Plants developed further light will foster hard emphatically hued skins which are impervious to harm and decay, albeit industrious overwatering will, in any case, be deadly.
Extreme intensity will kill pruned plants as they can't cool themselves by happening and depend on remaining covered in cool soil underneath the surface.
Business cultivators blend a gentle fungicide or frail strength agricultural sulfur into the plant's water to forestall spoiling.
Low light levels will make the plants profoundly defenseless to decaying and parasitic diseases.
Propagation of Lithops is by seed or cuttings. Cuttings must be utilized to deliver new plants after a plant has normally partitioned to frame numerous heads, so most proliferation is by seed.
Lithops can promptly be pollinated manually in the event that two separate clones of an animal category blossom simultaneously, and the seed will be ready around 9 months after the fact.
Seed is not difficult to grow, yet the seedlings are little and powerless for the primary little while, and won't blossom until any less than a few years of age.
Since they flourish in low dampness, need rare watering and care, and are moderately simple to develop, Lithops are famous oddity houseplants. With their little size and slow, conservative development these plants don't occupy a lot of space.
Tragically, Lithops seed can require as long as a year to sprout and requires painstakingly controlled conditions. This makes them fairly uncommon and challenging to track down in nurseries
More seasoned plants fill in bunches of "rocks or stones" giving them their unique look. Lithops will endure serious intensity and brilliant, aberrant light as well as chilly temperatures, however just momentarily. These are non-poisonous to felines and canines.
Lithops like being watered most during pre-summer and summer, however, it might require intermittent watering throughout the colder time of year. At the level of its development period in hotter months, you'll probably end up watering once at regular intervals.

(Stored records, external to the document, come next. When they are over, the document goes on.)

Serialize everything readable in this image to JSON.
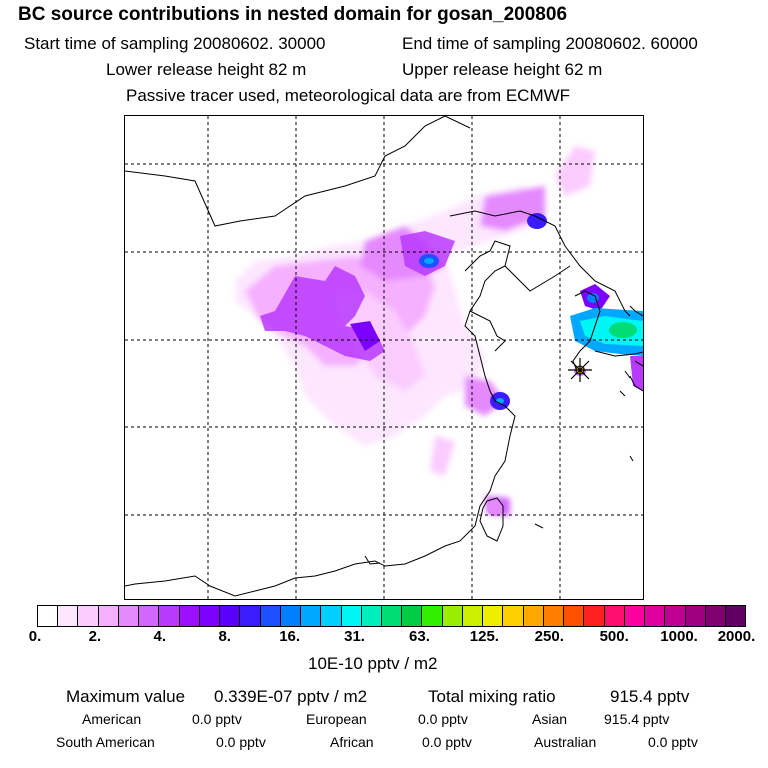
{
  "header": {
    "title": "BC  source contributions in nested domain for gosan_200806",
    "start_time": "Start time of sampling 20080602. 30000",
    "end_time": "End time of sampling 20080602. 60000",
    "lower_release": "Lower release height   82 m",
    "upper_release": "Upper release height   62 m",
    "tracer_note": "Passive tracer used, meteorological data are from ECMWF"
  },
  "colorbar": {
    "colors": [
      "#ffffff",
      "#fde6ff",
      "#fbccff",
      "#f5b0ff",
      "#e589ff",
      "#d266ff",
      "#b83aff",
      "#9c10ff",
      "#7c00ff",
      "#5a00ff",
      "#3a1cff",
      "#1e50ff",
      "#0080ff",
      "#00a8ff",
      "#00d0ff",
      "#00f5f5",
      "#00eebb",
      "#00dd77",
      "#00cc44",
      "#33ee00",
      "#99ee00",
      "#ccee00",
      "#f0ee00",
      "#ffd000",
      "#ffa800",
      "#ff8000",
      "#ff5000",
      "#ff2020",
      "#ff1070",
      "#ff00a0",
      "#e000a0",
      "#c00090",
      "#a00080",
      "#800070",
      "#600060"
    ],
    "tick_labels": [
      "0.",
      "2.",
      "4.",
      "8.",
      "16.",
      "31.",
      "63.",
      "125.",
      "250.",
      "500.",
      "1000.",
      "2000."
    ],
    "units": "10E-10 pptv / m2"
  },
  "stats": {
    "max_label": "Maximum value",
    "max_value": "0.339E-07 pptv / m2",
    "total_label": "Total mixing ratio",
    "total_value": "915.4 pptv"
  },
  "regions": [
    {
      "name": "American",
      "value": "0.0 pptv"
    },
    {
      "name": "European",
      "value": "0.0 pptv"
    },
    {
      "name": "Asian",
      "value": "915.4 pptv"
    },
    {
      "name": "South American",
      "value": "0.0 pptv"
    },
    {
      "name": "African",
      "value": "0.0 pptv"
    },
    {
      "name": "Australian",
      "value": "0.0 pptv"
    }
  ],
  "receptor": {
    "name": "Gosan",
    "marker_color": "#ffd000"
  }
}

Lithops are delicate to watering during sweltering climate, which can make the plants decay; in living space the plants are much of the time lethargic when the temperatures are high, doing the greater part of their developing during the cool a very long time of the year.

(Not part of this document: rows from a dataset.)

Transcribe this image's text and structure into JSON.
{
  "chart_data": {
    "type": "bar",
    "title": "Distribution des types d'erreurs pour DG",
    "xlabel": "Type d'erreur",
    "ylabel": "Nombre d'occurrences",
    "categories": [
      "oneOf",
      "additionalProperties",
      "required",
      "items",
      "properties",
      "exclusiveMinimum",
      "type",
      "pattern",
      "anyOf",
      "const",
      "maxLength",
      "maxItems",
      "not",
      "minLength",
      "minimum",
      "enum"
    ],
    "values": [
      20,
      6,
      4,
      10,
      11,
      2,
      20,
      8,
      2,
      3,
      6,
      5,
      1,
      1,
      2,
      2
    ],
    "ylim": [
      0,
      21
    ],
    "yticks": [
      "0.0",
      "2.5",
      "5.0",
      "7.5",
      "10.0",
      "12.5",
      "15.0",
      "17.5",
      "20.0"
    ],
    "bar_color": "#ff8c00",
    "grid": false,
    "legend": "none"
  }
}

"We have these at the greenhouse where I work. When they grow they split open at that seam on the top and a new one emerges! Really freakin' cool!"
"I bought seeds to grow lithops but the seeds are tinier than a grain of sand! Any tips for growing them??"
"They hate water. You need to really look into how to keep them. They are super low maintenance but easy to kill if you overdo it."
"They really do, don’t they? How do you measure what too much is in this case? I had one and apparently the watering was obviously and plainly too much."
"We do it by weight. Lift the pot up, does it feel light? Add 1 cup of water. Does it feel heavy’ish? Put it down, rotate 90°."
Lithops are famous houseplants and numerous expert succulent producers keep up with assortments. Seeds and plants of the lithops plant are generally accessible in shops and over the Internet. They are somewhat simple to develop and really focus on whenever given adequate sun and kept in well-depleting soil.